Here are the handwritten instructions. I think I now know what all the stitches are now.

What I have worked on some this past week is a nonstitching project. A bunch of influences and intentions have come together. Last year I took the Studio Journals class with Sharon B. It was a really inspiring class and I worked in my journal off and on until it all got put away for the holidays.

Around the same time as I was taking this class, I came across a blog journal-along that was called Soul Journaling organized by Caspiana. Some of her exercises intrigued me (and some irritated me). I bookmarked the site.

For several years now I've been gathering a small stash of work related items--a book tossed out here, a calendar there. Brochures with images. At one point I had a tall, narrow spiral bound book that I thought to perhaps use for an altered book with the collection. But the shape was awkward. (I think it will be repurposed to a book of landscape sketches to take advantage of its shape. That is, if I can still find it.) [I also have a collection of odds and ends from the seemingly endless reconstruction process we underwent a couple of years back--washers, bits of carpet torn up, wires, screws, I forget what all I gathered--for an embroidery piece about the event. That's still percolating.]

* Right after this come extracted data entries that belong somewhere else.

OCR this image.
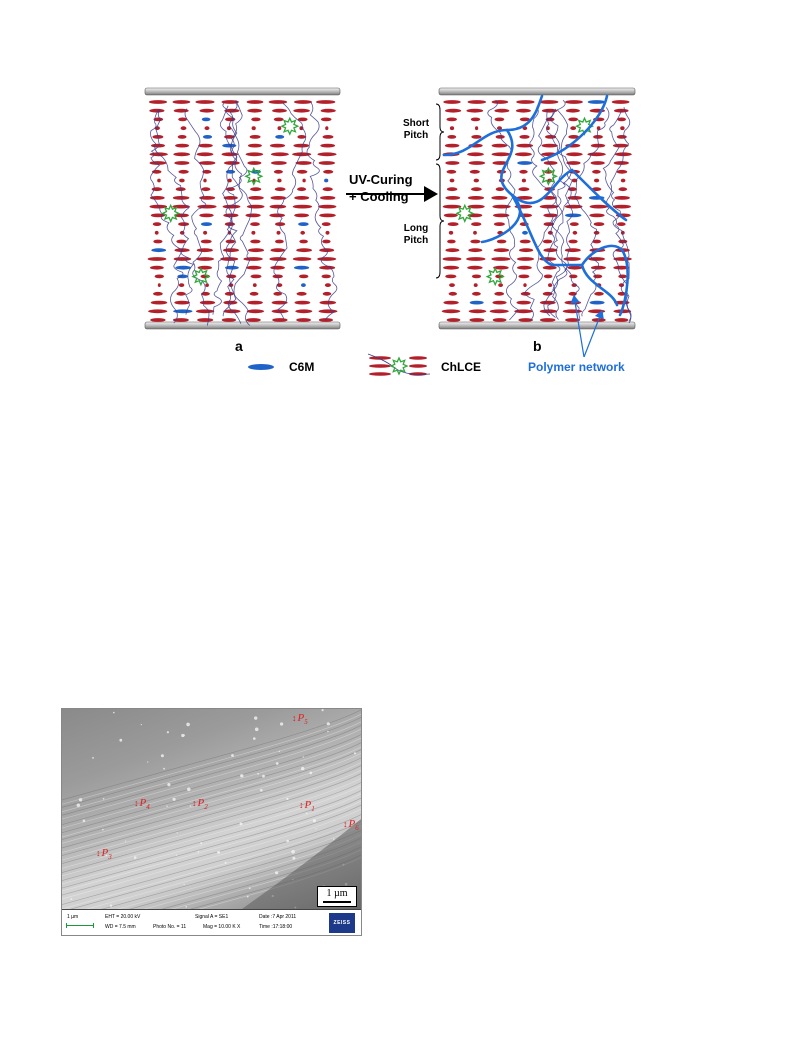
UV-Curing
+ Cooling
Short
Pitch
Long
Pitch
a	b
C6M	ChLCE	Polymer network
$↕P_5$
$↕P_4$	$↕P_2$	$↕P_1$
$↕P_6$
$↕P_3$
1 µm
1 µm	EHT = 20.00 kV
WD = 7.5 mm
Signal A = SE1
Photo No. = 11	Mag = 10.00 K X
Date :7 Apr 2011
Time :17:18:00
ZEISS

The uniting factor for my current journaling interests and file of images and documents was a stack of academic-year calendars that were being given out to all. Students got them last September. They're full of all sorts of information about policies, living here, studying here, and a student e-mail list. I took the book for that list--it's a handy thing to have and I wondered why the usual bound list had never appeared. So I pulled that list out of the spiral bound calendar and thought, hmmmm...

It has nice paper pages, some cool photos, plastic covers with nifty word clouds. I had my journal. So right now I'm kinda following along with the Soul Journaling plan. I've never done an art journal and the kind of layering she encourages is new to me and interesting.

You have loads of time to stop and think while things are drying. Here's one of my gessoed page spreads, with some pages from an academic journal (pulled from the trash) torn up and glued on. Then more gesso on top--so this page has already gotten three separate drying sessions (gesso, glue, gesso)! One aspect I'm most interested in is the concept of writing my thoughts on a page like this and then gessoing over them and adding more layers on top.

It's going to be an interesting journey but I don't think I'll write much about it here since it's not embroidery (although I have been thinking about the possibilities of adding stitching to some of the pages...I can't get away from it). I plan to post images and comments about it on my Flickr page here. I've put more pictures there and plan to add at least weekly.